BA: On any given day of the week, we can predict how many people will require an emergency visit and we make preparations to handle more than that number.
GM: That’s an impressive feat, considering the very idea of an emergency is its unexpected occurrence. To what factors can you attribute an influx of emergencies on your busiest days?
BA: The weather is a big factor. With extreme cold we tend to see the most sick, while the least sick will stay home. On mornings with bad frost, we handle accidents from people slipping on the ice. With soaring temperatures we’ll see those who don’t have the means to cool their 110-degree apartment. We are the community’s safety net and must be sensitive and respond to the current environment.
GM: Obviously the weather is beyond our control, but what things can people do in order to protect themselves from an emergency?
BA: There are two areas that people do have control over: personal safety and medical safety. People put their personal safety at risk due to poor decision making. Sadly, every year accidents occur in the swimming pools of private homes. Each year we handle a high number of second-degree burns due to sun exposure. It’s not enough for people to put sun block on. They need to reapply as well. People also need to be aware of their own medical conditions. Know your blood pressure, as well as what makes it go up and down. We often don’t take care of ourselves and listen to our bodies.
GM: It sounds like having an open line of communication with your doctor about current medical conditions can save you a trip to the Emergency Room. What types of questions should people ask their doctor?
BA: People have a responsibility to ask their doctor about the side effects of any prescribed medications. By being in tune with your body’s reaction to these medications, you’ll recognize any unusual headaches, nausea or other pains. People often get frustrated from the side effects and stop taking their medications without consulting their doctor. More often, this leads to a worsening of the original condition for which the medicine was prescribed and a forced visit to the Emergency Department.

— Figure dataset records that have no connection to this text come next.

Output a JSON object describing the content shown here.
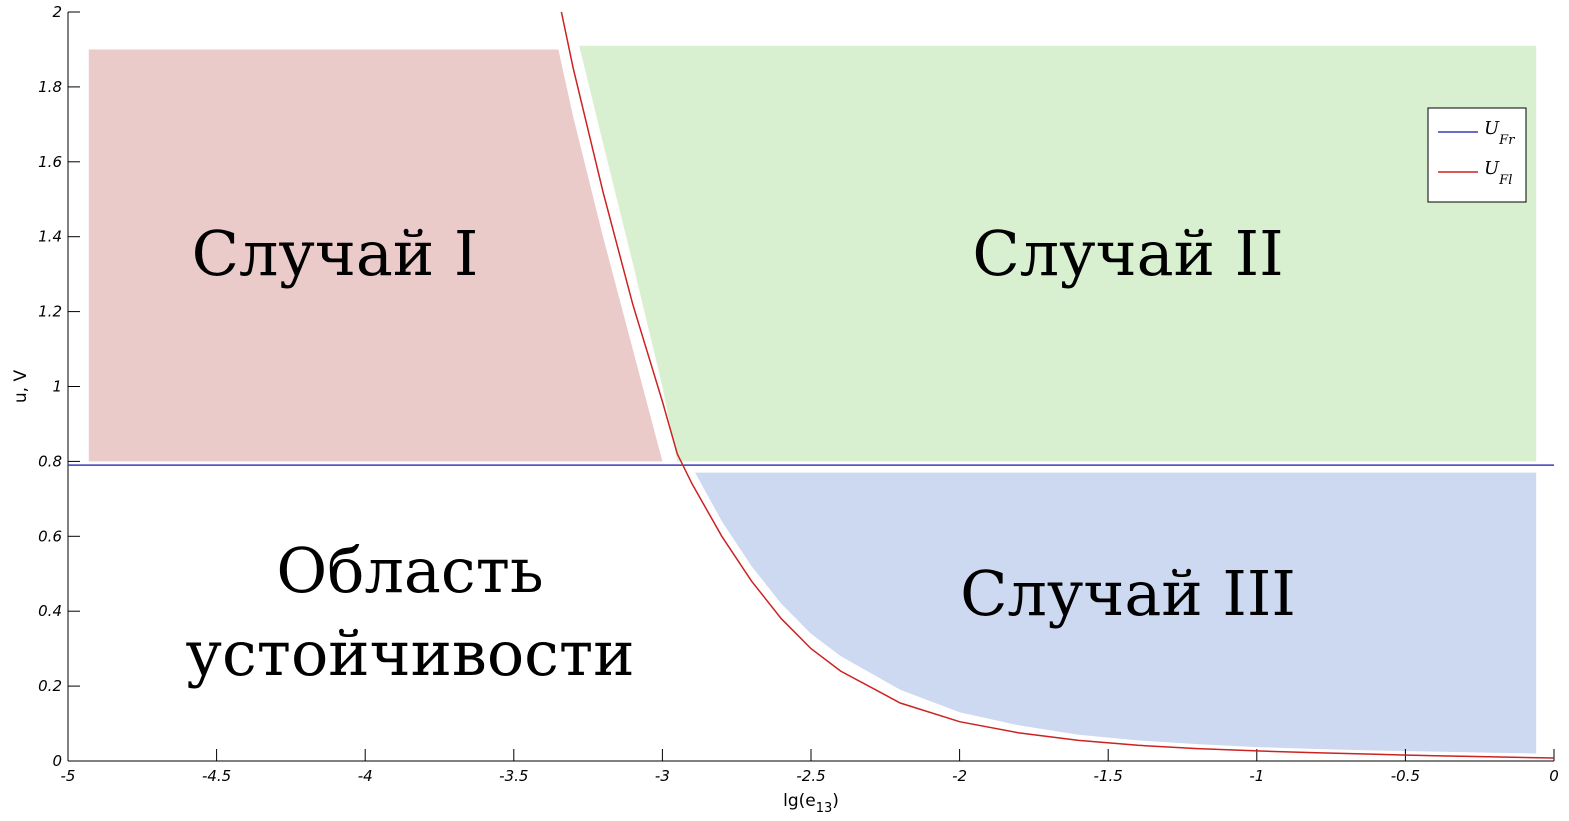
{
  "chart_data": {
    "type": "line",
    "xlabel": "lg(e",
    "xlabel_sub": "13",
    "xlabel_close": ")",
    "ylabel": "u, V",
    "xlim": [
      -5,
      0
    ],
    "ylim": [
      0,
      2
    ],
    "x_ticks": [
      "-5",
      "-4.5",
      "-4",
      "-3.5",
      "-3",
      "-2.5",
      "-2",
      "-1.5",
      "-1",
      "-0.5",
      "0"
    ],
    "y_ticks": [
      "0",
      "0.2",
      "0.4",
      "0.6",
      "0.8",
      "1",
      "1.2",
      "1.4",
      "1.6",
      "1.8",
      "2"
    ],
    "legend_position": "top-right",
    "series": [
      {
        "name": "U",
        "name_sub": "Fr",
        "color": "#3a3ab8",
        "x": [
          -5,
          0
        ],
        "y": [
          0.79,
          0.79
        ]
      },
      {
        "name": "U",
        "name_sub": "Fl",
        "color": "#cc2222",
        "x": [
          -3.34,
          -3.3,
          -3.2,
          -3.1,
          -3.0,
          -2.95,
          -2.9,
          -2.8,
          -2.7,
          -2.6,
          -2.5,
          -2.4,
          -2.2,
          -2.0,
          -1.8,
          -1.6,
          -1.4,
          -1.2,
          -1.0,
          -0.8,
          -0.6,
          -0.4,
          -0.2,
          0
        ],
        "y": [
          2.0,
          1.85,
          1.52,
          1.22,
          0.96,
          0.82,
          0.74,
          0.6,
          0.48,
          0.38,
          0.3,
          0.24,
          0.155,
          0.105,
          0.075,
          0.055,
          0.042,
          0.033,
          0.027,
          0.022,
          0.018,
          0.014,
          0.011,
          0.008
        ]
      }
    ],
    "regions": [
      {
        "label": "Случай I",
        "color": "#ebcaca",
        "boundary_x": [
          -4.93,
          -3.35,
          -3.3,
          -3.2,
          -3.1,
          -3.0
        ],
        "boundary_y": [
          1.9,
          1.9,
          1.72,
          1.4,
          1.1,
          0.8
        ],
        "y_bottom": 0.8
      },
      {
        "label": "Случай II",
        "color": "#d8efd0",
        "boundary_x": [
          -3.28,
          -3.2,
          -3.1,
          -3.0,
          -2.95
        ],
        "boundary_y": [
          1.91,
          1.65,
          1.33,
          1.0,
          0.8
        ],
        "x_right": -0.06,
        "y_bottom": 0.8,
        "y_top": 1.91
      },
      {
        "label": "Случай III",
        "color": "#ccd9f0",
        "boundary_x": [
          -2.89,
          -2.8,
          -2.7,
          -2.6,
          -2.5,
          -2.4,
          -2.2,
          -2.0,
          -1.8,
          -1.6,
          -1.4,
          -1.2,
          -1.0,
          -0.8,
          -0.6,
          -0.4,
          -0.2,
          -0.06
        ],
        "boundary_y": [
          0.77,
          0.64,
          0.52,
          0.42,
          0.34,
          0.28,
          0.19,
          0.13,
          0.095,
          0.07,
          0.055,
          0.045,
          0.037,
          0.032,
          0.028,
          0.025,
          0.022,
          0.02
        ],
        "x_right": -0.06,
        "y_top": 0.77
      }
    ],
    "labels": {
      "case_1": "Случай I",
      "case_2": "Случай II",
      "case_3": "Случай III",
      "stability_line1": "Область",
      "stability_line2": "устойчивости"
    }
  }
}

GM: This brings up an important point that physicians must be aware of, such as what situations constitute an emergency.
BA: Yes, we started our emergency residency program four years ago to train our own physicians to handle emergencies. We predict a shortage of physicians in emergency medicine 10 years from now, and this program will help lessen those deficiencies in our community. July 2013 will see our first graduates, who will be fully trained to care for people who come through the Emergency Department.
GM: With additional staff being added, what other changes have you seen occur in emergency medicine?
BA: The biggest change we’ve seen is a focus on the patient as a customer. Patients are presented with multiple medical choices, and when they show up at our Emergency Department, they are placing their lives in our hands. We have a responsibility to treat everyone who comes through our doors with dignity and respect.
GM: Your work in patient care and commitment to the community are being honored this month by the Maffeo Foundation’s annual Angel Award. What does this award mean to you?
BA: I grew up in Staten Island. It’s a big deal coming back here and taking care of the people in my own community. I’m proud to have played a role in introducing high-quality emergency care here on Staten Island. And moreover, the Emergency Department has become a part of the community.
GM: Is it safe to say you always had intentions to return to your neighborhood?
BA: I can’t say that I had it planned out, but once the opportunity arose I couldn’t turn it down. It definitely feels nice to be back home.